Nothing has happened, he thought.
Then started to make coffee and analyse the situation.
There was no mention in the morning papers. Neither in the
Telegraaf
, which he subscribed to, nor in the
Neuwe Blatt
, which he went out to buy from the kiosk. For a few seconds he almost managed to convince himself that it had all been a dream after all, but as soon as he remembered the rain and the ditch and the blood, he knew that it was wishful thinking. It was real. Just as real as the whisky standing on the table. As the crumbs around the toaster. As his hands, impotently and mechanically searching through the newspapers – he dropped them onto the floor, and returned to the bottle of whisky.

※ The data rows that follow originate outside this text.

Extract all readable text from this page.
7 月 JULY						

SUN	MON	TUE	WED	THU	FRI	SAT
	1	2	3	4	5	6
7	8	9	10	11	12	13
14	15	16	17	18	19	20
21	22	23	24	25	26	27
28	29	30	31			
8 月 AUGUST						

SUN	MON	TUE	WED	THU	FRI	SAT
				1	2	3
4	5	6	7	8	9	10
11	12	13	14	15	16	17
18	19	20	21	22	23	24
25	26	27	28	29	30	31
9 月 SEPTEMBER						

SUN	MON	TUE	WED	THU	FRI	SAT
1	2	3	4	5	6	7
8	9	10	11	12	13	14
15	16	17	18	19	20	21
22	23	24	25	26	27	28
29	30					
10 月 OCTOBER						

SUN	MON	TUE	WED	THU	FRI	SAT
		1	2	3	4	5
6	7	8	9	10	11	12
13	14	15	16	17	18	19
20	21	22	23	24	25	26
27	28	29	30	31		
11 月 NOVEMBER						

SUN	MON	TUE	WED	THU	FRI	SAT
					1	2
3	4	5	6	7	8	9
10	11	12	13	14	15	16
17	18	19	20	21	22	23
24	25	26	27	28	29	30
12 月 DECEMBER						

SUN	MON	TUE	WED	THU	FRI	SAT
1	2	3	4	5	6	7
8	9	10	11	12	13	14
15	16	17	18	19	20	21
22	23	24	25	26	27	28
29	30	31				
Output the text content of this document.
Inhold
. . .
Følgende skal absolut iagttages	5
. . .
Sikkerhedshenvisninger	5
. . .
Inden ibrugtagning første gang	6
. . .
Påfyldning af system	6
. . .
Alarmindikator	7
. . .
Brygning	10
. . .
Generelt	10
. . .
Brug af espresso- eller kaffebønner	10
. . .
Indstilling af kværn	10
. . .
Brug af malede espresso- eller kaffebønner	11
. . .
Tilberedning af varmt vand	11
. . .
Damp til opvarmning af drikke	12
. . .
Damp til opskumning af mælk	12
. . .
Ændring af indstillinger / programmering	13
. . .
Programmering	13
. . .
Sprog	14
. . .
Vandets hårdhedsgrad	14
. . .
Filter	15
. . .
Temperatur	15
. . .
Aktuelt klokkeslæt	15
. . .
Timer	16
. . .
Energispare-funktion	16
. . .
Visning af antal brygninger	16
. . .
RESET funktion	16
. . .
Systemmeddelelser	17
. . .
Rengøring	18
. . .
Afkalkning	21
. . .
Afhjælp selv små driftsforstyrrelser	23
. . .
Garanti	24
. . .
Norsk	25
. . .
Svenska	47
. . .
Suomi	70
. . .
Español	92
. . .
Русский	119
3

He had killed a young boy.
He had driven his car while under the influence of drink and killed an adolescent boy aged about fifteen or sixteen. He had stood there in the ditch and the rain with the boy’s dead body in his arms – and then he’d abandoned him and driven home.
That’s the way it was. Nothing to be done about it. No use crying over spilt milk.
It wasn’t until a few minutes to ten that he switched on the radio, and heard confirmation in the ten o’clock news.
Young boy. Probably on his way home to Boorkhejm. Unidentified as yet.
But accurate details about the location.
Some time during the night. Probably between eleven and one. The body wasn’t discovered until early this morning.
Death had most probably been instantaneous.
No witnesses.
Hit by a car – also most probably. The driver couldn’t possibly have failed to notice what had happened. An appeal to all who had driven past the scene of the accident to come forward, and to anybody who thought they might have relevant information to tell. The police were very keen to contact everybody who . . .
The scene of the accident cordoned off, the rain had made police work more difficult, certain lines of investigation established . . . The police want to interview the driver who failed to stop . . . Renewed appeal to all who . . .
He switched off. Took two more swigs of whisky and went back to bed. Lay there for quite some time, his head swimming. But when he eventually got up again that misty Thursday morning, three thoughts had crystallized.
Three significant thoughts. Conclusions chiselled out in minute detail that he had no intention of compromising. Of abandoning, come what may. He had made up his mind, full stop.
First: the boy in the ditch was dead, and he was guilty of killing him.
Second: no matter what he did, he could not bring the boy back to life.
Third: there was nothing to be gained by giving himself up. Nothing at all.
On the contrary, he thought in connection with this number three. Why compensate for a ruined life by sacrificing another one? His own.
As he thought along these lines he knew that at long last he was on the right track. At long last he recognized himself again. At long last. It was just a matter of being strong. Not weakening.
That was all there was to it.
He devoted the afternoon to practical matters.
Washed the car in the garage, both inside and out. No matter how carefully he scrutinized the right side of the front and wing of the car, he could find no trace of any damage or marks: he assumed he must have hit the boy quite low down – at about knee height, with the bumper most probably, just a glancing blow. It seemed – when he tried to relive the scene down in the wet ditch – it seemed that the fatal outcome of the accident was due to the boy’s hitting his head on the concrete culvert rather than contact with the car at road level. Which – in a rather strange, perverted way – made his guilt rather easier to accept. That’s how it felt, at least. That’s how he wanted it to feel.